Trattandosi di una tipologia residuale di contratto di lavoro, essendo quella “naturale” il contratto di lavoro a tempo indeterminato, il Legislatore ha previsto una serie di tutele in caso di licenziamento prima della scadenza del termine.

Nello specifico non è possibile licenziare il lavoratore prima della scadenza del termine, fatta eccezione per le ipotesi di licenziamento intimato per giusta causa (ad esempio furto sul luogo di lavoro, molestie ad altri dipendenti etc.). Si tratta, come è evidente, di ipotesi talmente gravi che non consentono la prosecuzione del rapporto di lavoro, nemmeno provvisoria.

È bene ricordare che il lavoratore assunto con contratto a termine non può essere licenziato per giustificato motivo oggettivo o soggettivo.

In ogni caso, il licenziamento per giusta causa deve essere intimato nelle forme previste dallo Statuto dei lavoratori, ovverosia previo esperimento del procedimento disciplinare con contestazione scritta degli addebiti al lavoratore.

Tale procedimento garantisce l’instaurazione del contraddittorio tra il datore di lavoro e il lavoratore   e la possibilità per quest’ultimo di contestare le accuse mosse dal proprio datore.

Se invece il lavoratore viene comunque licenziato, in violazione quindi della vigente normativa, egli avrà diritto ad un’indennità pari a tutte le mensilità di retribuzione perse per la risoluzione anticipata (illegittima) del rapporto.

Contratto a tempo determinato: licenziamento e preavviso

Come abbiamo visto il contratto a tempo determinato può essere intimato solo per giusta causa.

Ciò significa che non vi è bisogno di rispettare il preavviso e il licenziamento, una volta terminato il procedimento disciplinare, avrà effetto immediato (salva l’ipotesi di impugnazione davanti al Giudice del lavoro).

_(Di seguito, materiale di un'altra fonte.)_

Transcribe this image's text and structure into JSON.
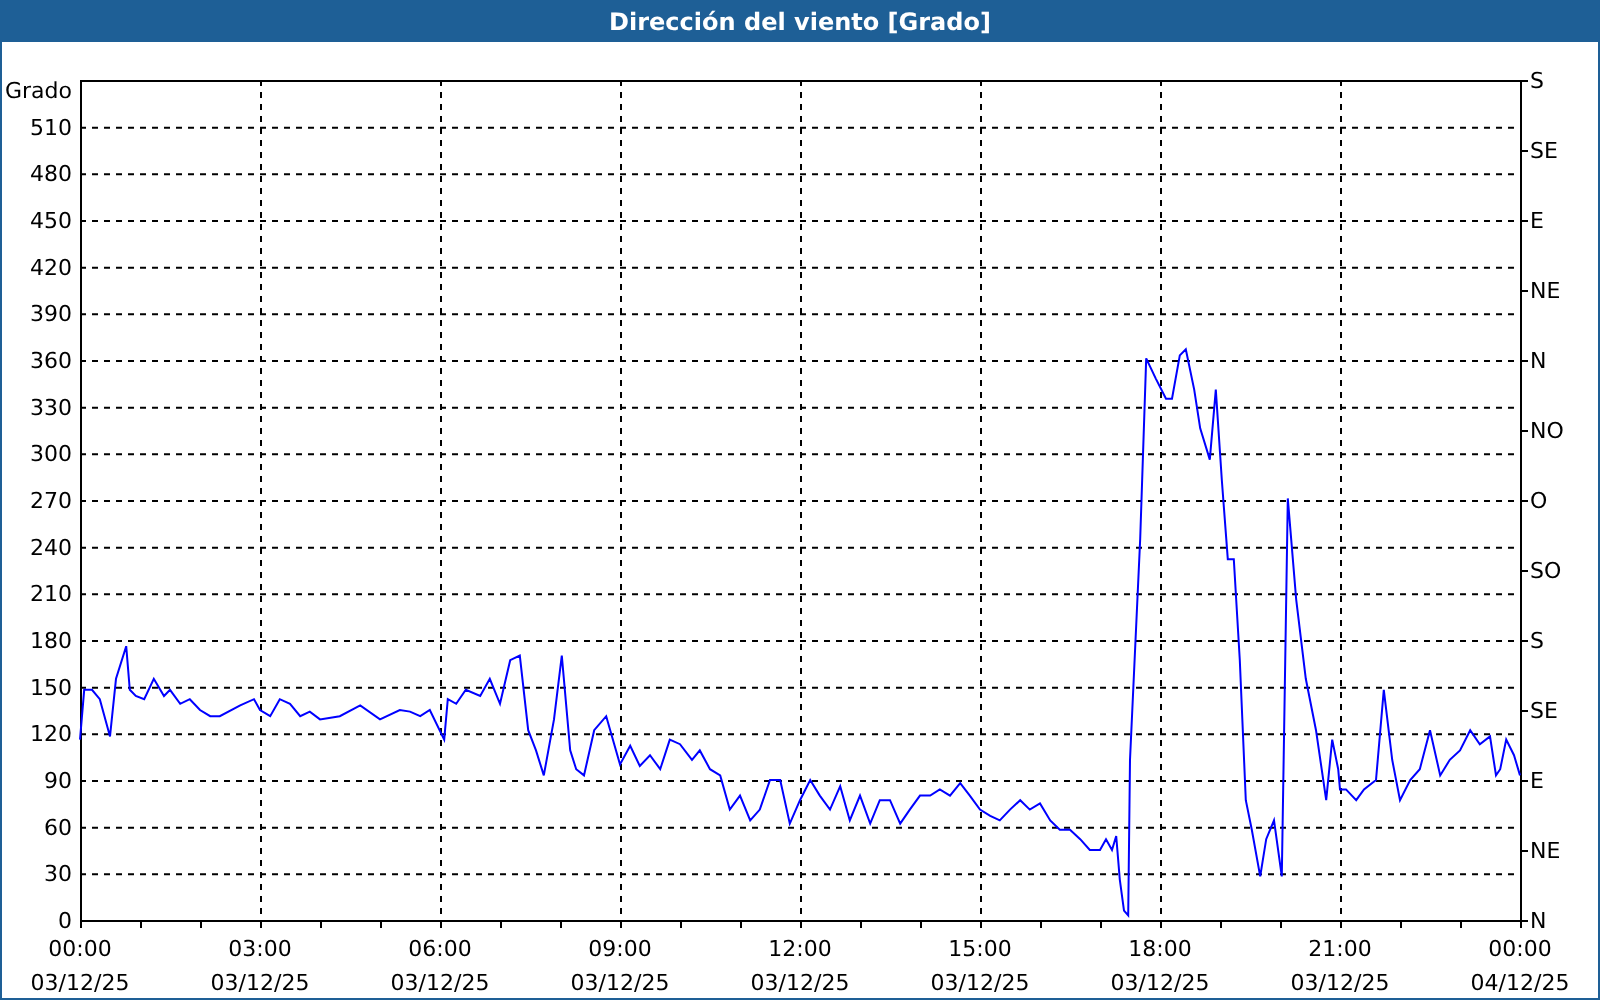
{
  "window": {
    "title": "Dirección del viento [Grado]"
  },
  "chart": {
    "chart_data": {
      "type": "line",
      "grid": true,
      "ylabel": "Grado",
      "xlim": [
        0,
        24
      ],
      "ylim": [
        0,
        540
      ],
      "xticks": [
        {
          "value": 0,
          "label": "00:00"
        },
        {
          "value": 3,
          "label": "03:00"
        },
        {
          "value": 6,
          "label": "06:00"
        },
        {
          "value": 9,
          "label": "09:00"
        },
        {
          "value": 12,
          "label": "12:00"
        },
        {
          "value": 15,
          "label": "15:00"
        },
        {
          "value": 18,
          "label": "18:00"
        },
        {
          "value": 21,
          "label": "21:00"
        },
        {
          "value": 24,
          "label": "00:00"
        }
      ],
      "yticks": [
        0,
        30,
        60,
        90,
        120,
        150,
        180,
        210,
        240,
        270,
        300,
        330,
        360,
        390,
        420,
        450,
        480,
        510
      ],
      "x": [
        0,
        0.07,
        0.2,
        0.33,
        0.5,
        0.6,
        0.77,
        0.83,
        0.93,
        1.07,
        1.23,
        1.4,
        1.5,
        1.67,
        1.83,
        2,
        2.17,
        2.33,
        2.67,
        2.9,
        3,
        3.17,
        3.33,
        3.5,
        3.67,
        3.83,
        4,
        4.33,
        4.67,
        5,
        5.33,
        5.5,
        5.67,
        5.83,
        6.07,
        6.13,
        6.27,
        6.43,
        6.67,
        6.83,
        7,
        7.17,
        7.33,
        7.47,
        7.6,
        7.73,
        7.9,
        8.03,
        8.17,
        8.27,
        8.4,
        8.57,
        8.77,
        9,
        9.17,
        9.33,
        9.5,
        9.67,
        9.83,
        10,
        10.2,
        10.33,
        10.5,
        10.67,
        10.83,
        11,
        11.17,
        11.33,
        11.5,
        11.67,
        11.83,
        12,
        12.17,
        12.33,
        12.5,
        12.67,
        12.83,
        13,
        13.17,
        13.33,
        13.5,
        13.67,
        13.83,
        14,
        14.17,
        14.33,
        14.5,
        14.67,
        14.83,
        15,
        15.17,
        15.33,
        15.5,
        15.67,
        15.83,
        16,
        16.17,
        16.33,
        16.5,
        16.67,
        16.83,
        17,
        17.1,
        17.2,
        17.27,
        17.33,
        17.4,
        17.47,
        17.5,
        17.67,
        17.77,
        17.93,
        18.1,
        18.2,
        18.33,
        18.43,
        18.57,
        18.67,
        18.83,
        18.93,
        19.03,
        19.13,
        19.23,
        19.33,
        19.43,
        19.53,
        19.67,
        19.77,
        19.9,
        20.03,
        20.13,
        20.27,
        20.43,
        20.6,
        20.77,
        20.87,
        20.97,
        21,
        21.1,
        21.27,
        21.4,
        21.6,
        21.73,
        21.87,
        22,
        22.17,
        22.33,
        22.5,
        22.67,
        22.83,
        23,
        23.17,
        23.33,
        23.5,
        23.6,
        23.67,
        23.77,
        23.9,
        24
      ],
      "series": [
        {
          "color": "#0000ff",
          "values": [
            116,
            148,
            148,
            142,
            118,
            155,
            176,
            148,
            144,
            142,
            155,
            144,
            148,
            139,
            142,
            135,
            131,
            131,
            138,
            142,
            135,
            131,
            142,
            139,
            131,
            134,
            129,
            131,
            138,
            129,
            135,
            134,
            131,
            135,
            116,
            142,
            139,
            148,
            144,
            155,
            139,
            167,
            170,
            122,
            109,
            93,
            129,
            170,
            109,
            97,
            93,
            122,
            131,
            100,
            112,
            99,
            106,
            97,
            116,
            113,
            103,
            109,
            97,
            93,
            71,
            80,
            64,
            71,
            90,
            90,
            62,
            77,
            90,
            80,
            71,
            86,
            64,
            80,
            62,
            77,
            77,
            62,
            71,
            80,
            80,
            84,
            80,
            88,
            80,
            71,
            67,
            64,
            71,
            77,
            71,
            75,
            64,
            58,
            58,
            52,
            45,
            45,
            52,
            45,
            54,
            26,
            6,
            3,
            103,
            245,
            361,
            348,
            335,
            335,
            363,
            367,
            341,
            316,
            296,
            341,
            283,
            232,
            232,
            167,
            77,
            58,
            28,
            52,
            64,
            28,
            271,
            206,
            155,
            122,
            77,
            116,
            97,
            84,
            84,
            77,
            84,
            90,
            148,
            103,
            77,
            90,
            97,
            122,
            93,
            103,
            109,
            122,
            113,
            118,
            93,
            97,
            116,
            106,
            93
          ]
        }
      ]
    },
    "direction_labels": [
      "S",
      "SE",
      "E",
      "NE",
      "N",
      "NO",
      "O",
      "SO",
      "S",
      "SE",
      "E",
      "NE",
      "N"
    ],
    "date_labels": [
      "03/12/25",
      "03/12/25",
      "03/12/25",
      "03/12/25",
      "03/12/25",
      "03/12/25",
      "03/12/25",
      "03/12/25",
      "04/12/25"
    ]
  }
}
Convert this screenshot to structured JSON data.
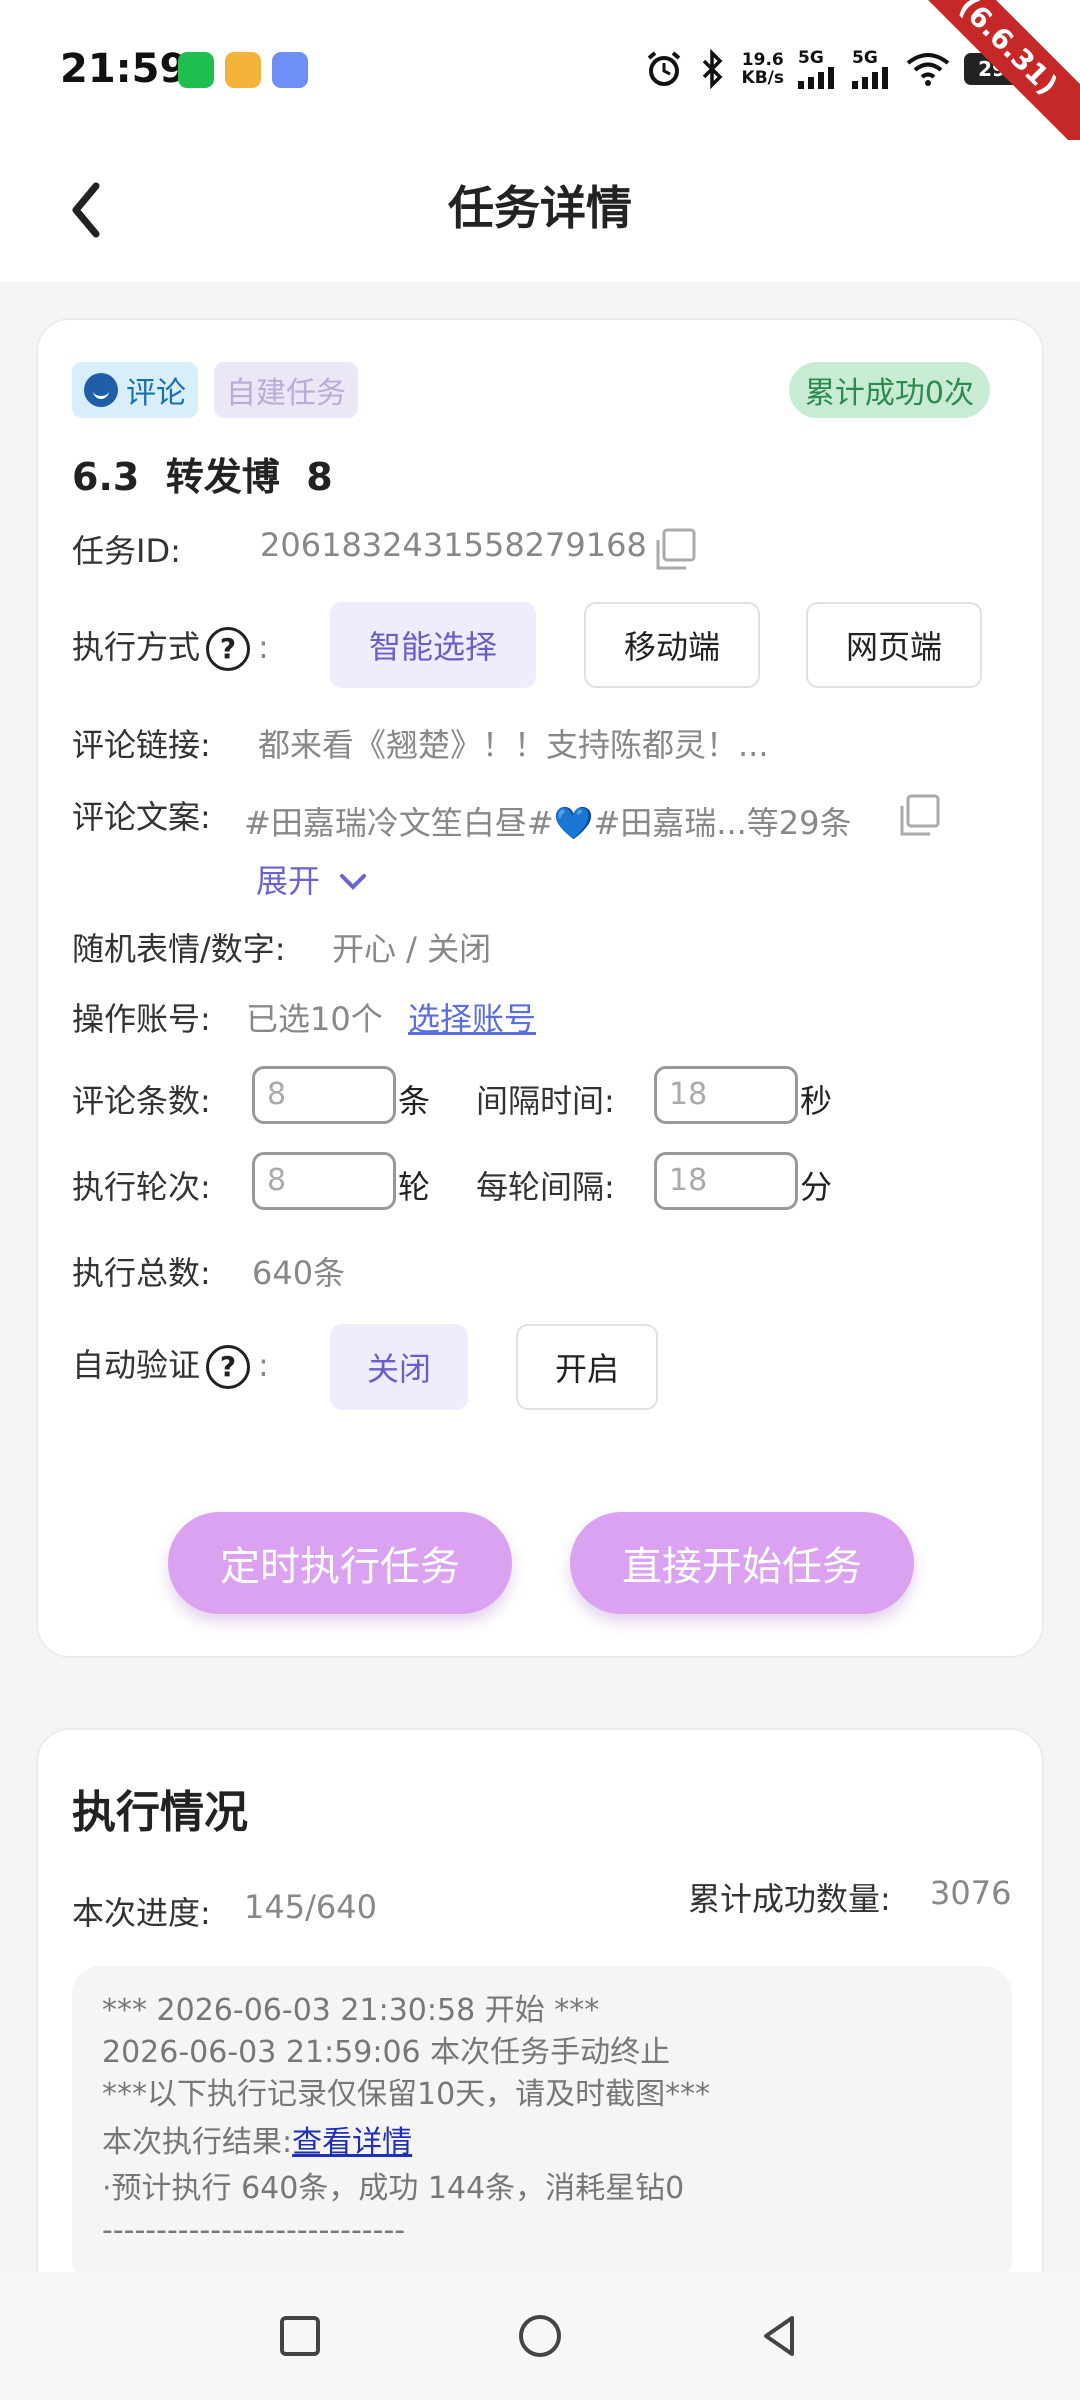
{
  "status_bar": {
    "time": "21:59",
    "net_speed_value": "19.6",
    "net_speed_unit": "KB/s",
    "signal_1": "5G",
    "signal_2": "5G",
    "battery": "29",
    "version_ribbon": "(6.6.31)",
    "icons": [
      "wechat-icon",
      "weibo-icon",
      "app-icon",
      "alarm-icon",
      "bluetooth-icon",
      "signal-icon",
      "wifi-icon",
      "battery-icon"
    ]
  },
  "header": {
    "title": "任务详情",
    "back_icon": "chevron-left-icon"
  },
  "task": {
    "tag_type": "评论",
    "tag_self": "自建任务",
    "tag_success": "累计成功0次",
    "name": "6.3  转发博  8",
    "id_label": "任务ID:",
    "id_value": "2061832431558279168",
    "exec_mode_label": "执行方式",
    "exec_mode_colon": ":",
    "exec_modes": [
      "智能选择",
      "移动端",
      "网页端"
    ],
    "exec_mode_selected": "智能选择",
    "comment_link_label": "评论链接:",
    "comment_link_value": "都来看《翘楚》！！支持陈都灵！...",
    "comment_text_label": "评论文案:",
    "comment_text_value": "#田嘉瑞冷文笙白昼#💙#田嘉瑞...等29条",
    "expand_label": "展开",
    "random_label": "随机表情/数字:",
    "random_value": "开心 / 关闭",
    "account_label": "操作账号:",
    "account_value": "已选10个",
    "account_link": "选择账号",
    "comment_count_label": "评论条数:",
    "comment_count_value": "8",
    "comment_count_unit": "条",
    "interval_label": "间隔时间:",
    "interval_value": "18",
    "interval_unit": "秒",
    "rounds_label": "执行轮次:",
    "rounds_value": "8",
    "rounds_unit": "轮",
    "round_interval_label": "每轮间隔:",
    "round_interval_value": "18",
    "round_interval_unit": "分",
    "total_label": "执行总数:",
    "total_value": "640条",
    "auto_verify_label": "自动验证",
    "auto_verify_colon": ":",
    "auto_verify_options": [
      "关闭",
      "开启"
    ],
    "auto_verify_selected": "关闭",
    "btn_schedule": "定时执行任务",
    "btn_start": "直接开始任务"
  },
  "execution": {
    "title": "执行情况",
    "progress_label": "本次进度:",
    "progress_value": "145/640",
    "progress_fraction": 0.2266,
    "success_label": "累计成功数量:",
    "success_value": "3076",
    "log": {
      "line1": "***  2026-06-03 21:30:58 开始  ***",
      "line2": "2026-06-03 21:59:06 本次任务手动终止",
      "line3": "***以下执行记录仅保留10天，请及时截图***",
      "result_label": "本次执行结果:",
      "result_link": "查看详情",
      "summary": "·预计执行 640条，成功 144条，消耗星钻0",
      "divider": "----------------------------"
    }
  },
  "nav": {
    "icons": [
      "recent-apps-icon",
      "home-icon",
      "back-icon"
    ]
  }
}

Contratto a tempo determinato: dimissioni e preavviso

Diversamente da quanto accade nelle ipotesi di contratto a tempo indeterminato, nel caso di  dimissioni volontarie da un contratto a termine la legge non prevede alcun obbligo di preavviso a carico del lavoratore.

Nella prassi però, per evitare contestazioni da parte del datore di lavoro e illegittime richieste di indennità di mancato preavviso è preferibile, dopo che il dipendente ha manifestato la propria volontà di recedere, che le parti si accordino stabilendo un limitato periodo di tempo di preavviso per dare modo al datore di lavoro di trovare un sostituto.

Si tratta però solo di una questione di opportunità e assolutamente non di un obbligo a carico del lavoratore assunto con contratto di lavoro a termine.

Conversione di un contratto a termine in un contratto di lavoro a tempo indeterminato

I motivi che determinano la conversione del rapporto di lavoro a termine in un rapporto di lavoro a tempo indeterminato sono le seguenti:

  1. il singolo contratto è durato più di 12 mesi (con un massimo di 24 mesi) ma non è stata indicata nessuna delle causali previste;
  2. il singolo rapporto è durato più di 24 mesi;
  3. la somma di tutti i rapporti tra le parti, senza che ci fosse una deroga del contratto collettivo, si è protratta per oltre di 24 mesi;
  4. le causali previste per le varie ipotesi (incluse quelle “specifiche” previste dai contratti collettivi) sono state omesse o non sono state ritenute valide;
  5. il contratto in deroga presso l’ITL (Ispettorato Territoriale del Lavoro) non è stato eseguito alla lettera;
  6. il contratto non è stato stipulato per iscritto;
  7. il contratto a termine è stato stipulato in violazione dei divieti espressamente previsti;
  8. il contratto è stato prorogato oltre i 12 mesi senza indicare una causale;
  9. il contratto è stato prorogato per la quinta volta;
  10. il contratto è stato rinnovato senza indicare le causali;
  11. il contratto è stato rinnovato senza rispettare le cd. pause intermedie;
  12. il contratto è stato fatto continuare per più di 30 o 50 giorni.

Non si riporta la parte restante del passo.